Klas: I guess the issue is, whether by adding "exotic" set-theoretic axioms (such as e.g. CH or large cardinals axioms) you can prove more "combinatorial" results (about e.g. the satisfiability of diophantine equations) ?
ReplyDeletePascal: Do we have any concrete examples of this kind where we can say that one choice of "exotic" axiom let us gain more than another choice?
ReplyDeleteKlas: I certainly do not have such an example, but perhaps the more knwoledgeable readers of this blog can answer your question?
ReplyDeleteActually, I can cook up a stupid example: take a diophantine equation which is not satisfiable, and whose unsatisfiability is not provable in ZFC. Add its unsatisfiability as a new axiom.
The problem is that this is not a "natural" set-theoretic axiom such as CH, and moreover I can't actually show you the equation (it wouldn't fit on this blog).
Pascal: This kind of example is what I have mind when I talk about the integers having some kind of minimal model.
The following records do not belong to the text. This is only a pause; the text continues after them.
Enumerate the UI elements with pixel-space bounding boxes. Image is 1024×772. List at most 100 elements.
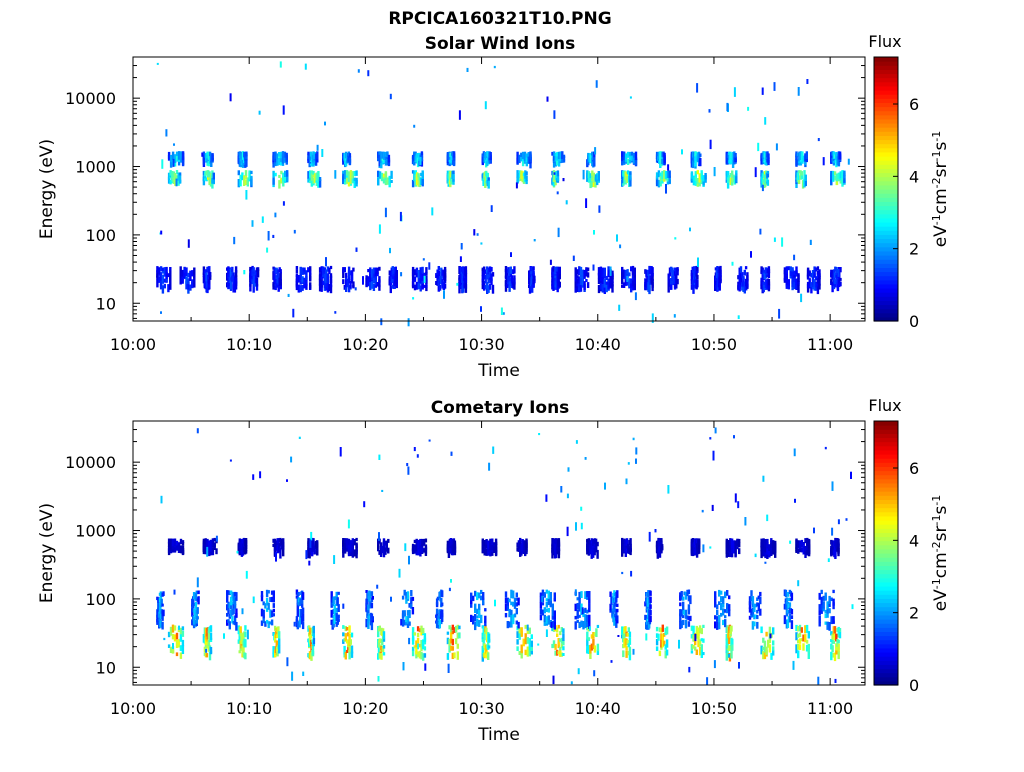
spectrogram-cell <box>264 621 267 627</box>
spectrogram-cell <box>488 266 492 272</box>
spectrogram-cell <box>528 643 531 651</box>
spectrogram-cell <box>632 152 636 158</box>
spectrogram-cell <box>228 603 231 608</box>
spectrogram-cell <box>204 269 207 276</box>
spectrogram-cell <box>335 591 338 601</box>
spectrogram-cell <box>484 615 487 623</box>
spectrogram-cell <box>441 590 444 598</box>
spectrogram-cell <box>545 589 548 594</box>
spectrogram-cell <box>231 273 234 282</box>
spectrogram-cell <box>472 595 475 602</box>
spectrogram-cell <box>279 279 282 286</box>
spectrogram-cell <box>450 637 453 644</box>
spectrogram-cell <box>601 283 604 293</box>
spectrogram-cell <box>229 275 233 281</box>
spectrogram-cell <box>329 284 333 294</box>
spectrogram-cell <box>493 543 496 552</box>
spectrogram-cell <box>229 596 233 606</box>
spectrogram-cell <box>448 644 451 653</box>
spectrogram-cell <box>413 544 417 548</box>
spectrogram-cell <box>416 626 420 632</box>
spectrogram-cell <box>416 177 419 186</box>
spectrogram-cell <box>387 154 391 163</box>
spectrogram-cell <box>554 643 557 650</box>
spectrogram-cell <box>578 266 581 270</box>
spectrogram-cell <box>272 234 275 238</box>
spectrogram-cell <box>157 619 160 625</box>
spectrogram-cell <box>388 175 391 180</box>
spectrogram-cell <box>793 254 796 261</box>
spectrogram-cell <box>345 275 348 280</box>
spectrogram-cell <box>831 281 834 286</box>
spectrogram-cell <box>700 638 703 642</box>
spectrogram-cell <box>370 621 374 631</box>
spectrogram-cell <box>588 621 591 629</box>
spectrogram-cell <box>578 604 581 612</box>
spectrogram-cell <box>209 539 213 548</box>
spectrogram-cell <box>326 281 330 289</box>
spectrogram-cell <box>195 590 198 595</box>
spectrogram-cell <box>270 610 274 618</box>
spectrogram-cell <box>183 266 186 273</box>
spectrogram-cell <box>415 542 418 552</box>
spectrogram-cell <box>474 614 477 622</box>
spectrogram-cell <box>167 541 171 547</box>
spectrogram-cell <box>508 608 511 617</box>
y-tick-label: 1000 <box>75 522 116 541</box>
spectrogram-cell <box>515 602 518 607</box>
colorbar-segment <box>874 118 898 124</box>
spectrogram-cell <box>799 151 803 160</box>
spectrogram-cell <box>515 620 518 625</box>
spectrogram-cell <box>342 639 345 644</box>
spectrogram-cell <box>609 279 612 288</box>
spectrogram-cell <box>667 279 670 287</box>
spectrogram-cell <box>460 243 463 250</box>
spectrogram-cell <box>690 625 694 631</box>
colorbar-segment <box>874 664 898 670</box>
x-tick-label: 11:00 <box>807 699 853 718</box>
spectrogram-cell <box>657 170 661 178</box>
spectrogram-cell <box>349 544 353 552</box>
spectrogram-cell <box>451 638 454 646</box>
spectrogram-cell <box>204 171 207 177</box>
spectrogram-cell <box>831 527 834 536</box>
spectrogram-cell <box>161 267 165 272</box>
spectrogram-cell <box>795 170 798 178</box>
spectrogram-cell <box>207 170 210 178</box>
spectrogram-cell <box>817 138 820 142</box>
spectrogram-cell <box>209 275 212 280</box>
spectrogram-cell <box>270 619 274 626</box>
spectrogram-cell <box>408 621 411 626</box>
spectrogram-cell <box>312 153 315 162</box>
spectrogram-cell <box>768 626 772 635</box>
spectrogram-cell <box>828 622 831 631</box>
spectrogram-cell <box>838 281 841 288</box>
spectrogram-cell <box>523 159 527 164</box>
spectrogram-cell <box>558 272 561 280</box>
spectrogram-cell <box>161 270 165 274</box>
spectrogram-cell <box>481 281 484 285</box>
spectrogram-cell <box>605 284 608 293</box>
spectrogram-cell <box>578 591 581 599</box>
spectrogram-cell <box>382 638 386 642</box>
spectrogram-cell <box>270 596 274 603</box>
spectrogram-cell <box>506 603 509 611</box>
spectrogram-cell <box>580 522 583 530</box>
spectrogram-cell <box>172 158 175 167</box>
spectrogram-cell <box>207 627 211 633</box>
spectrogram-cell <box>386 151 389 155</box>
spectrogram-cell <box>315 172 318 181</box>
colorbar-segment <box>874 238 898 244</box>
spectrogram-cell <box>661 179 664 184</box>
spectrogram-cell <box>235 622 238 631</box>
spectrogram-cell <box>286 172 289 181</box>
spectrogram-cell <box>264 603 267 609</box>
spectrogram-cell <box>687 595 691 602</box>
spectrogram-cell <box>369 273 372 283</box>
spectrogram-cell <box>211 550 215 556</box>
spectrogram-cell <box>795 632 798 641</box>
spectrogram-cell <box>805 644 809 652</box>
spectrogram-cell <box>551 603 554 611</box>
spectrogram-cell <box>686 589 689 597</box>
spectrogram-cell <box>661 640 664 648</box>
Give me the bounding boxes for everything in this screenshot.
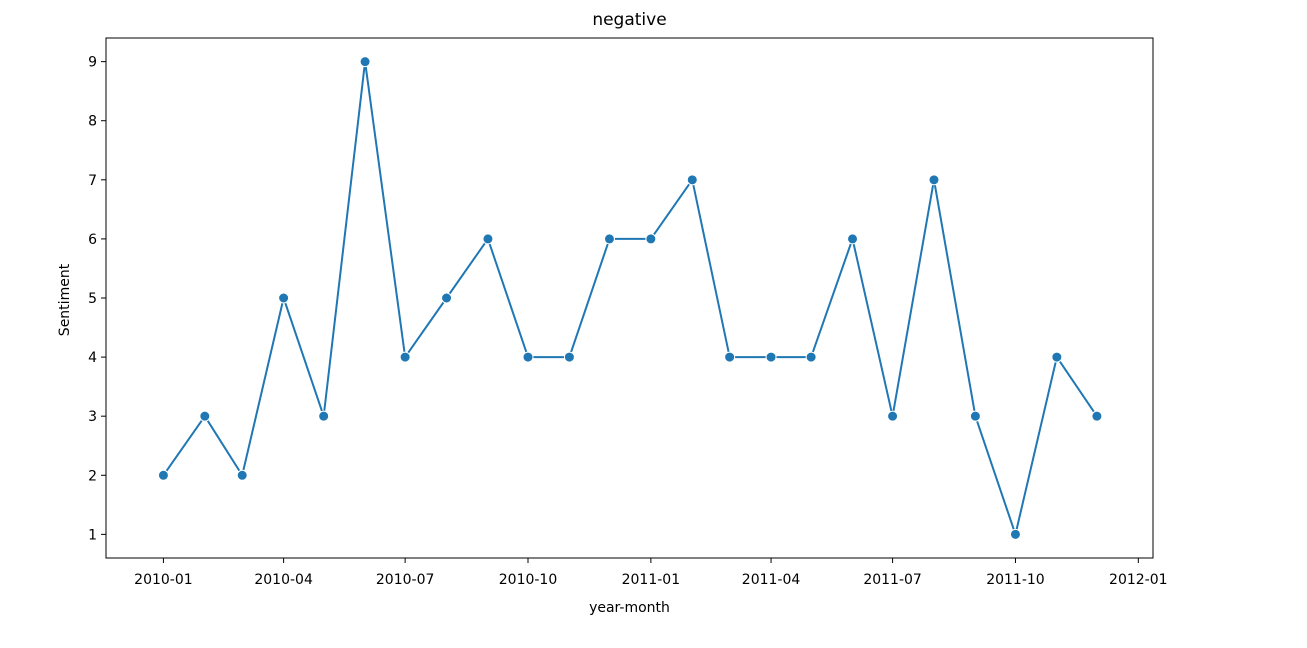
data-point — [969, 410, 981, 422]
data-point — [199, 410, 211, 422]
x-tick-label: 2010-04 — [254, 572, 313, 588]
data-point — [1051, 351, 1063, 363]
chart-title: negative — [592, 10, 666, 30]
x-tick-label: 2011-10 — [986, 572, 1045, 588]
data-point — [724, 351, 736, 363]
data-point — [359, 56, 371, 68]
data-point — [318, 410, 330, 422]
x-tick-label: 2010-01 — [134, 572, 193, 588]
data-point — [847, 233, 859, 245]
data-point — [887, 410, 899, 422]
x-tick-label: 2010-10 — [499, 572, 558, 588]
data-point — [645, 233, 657, 245]
y-tick-label: 8 — [88, 114, 97, 130]
y-tick-label: 1 — [88, 527, 97, 543]
series-layer — [157, 56, 1103, 540]
data-point — [482, 233, 494, 245]
y-axis: 1 2 3 4 5 6 7 8 9 — [88, 55, 106, 543]
data-point — [399, 351, 411, 363]
x-axis: 2010-01 2010-04 2010-07 2010-10 2011-01 2011-… — [134, 558, 1168, 588]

ReplyDeleteFor a statement of the type "these equations in k variables have no integer solutions" we can for each k-tuple of integers prove that it is not a solution, but the original statement is itself unprovable. So if we add the statement as an axiom we still have the same integers and a new axiom to prove theorems with.
However if we, for the same equations, add the axiom "these equations in k variables have an integer solution", then we have a new axiom, and since no k-tuple of ordinary integers satisfy the equations we have also stated that there exists some additional objects which we include among the integers, and they do satisfy the equations.
But for the set theoretic axioms it seems harder to talk about smaller and larger models in this way.
Here is a related question that puzzles me.
ReplyDeleteWe do not know whether ZFC is consistent, but if it is, does that imply that ZFC can only prove statements about the integers that are satisfied by the true integers?
One could imagine that ZFC is consistent, but that each model has a set of integers which, in addition to the true integers, contains "pathological" objects which make it satisfy equations that are not satisfied in the true integers.
Can that possibility be ruled out?
The most plausible candidate for settling the Continuum Hypothesis (Freiling's symmetry axiom) has the disadvantage that, when combined with the plausible assumption that any subset of the reals of cardinal less than c will have measure zero, it will imply that the continuum cannot be well ordered.
ReplyDeleteOn the other hand, why should we simultaneously believe both the Power Set Axiom and the Axiom of Choice?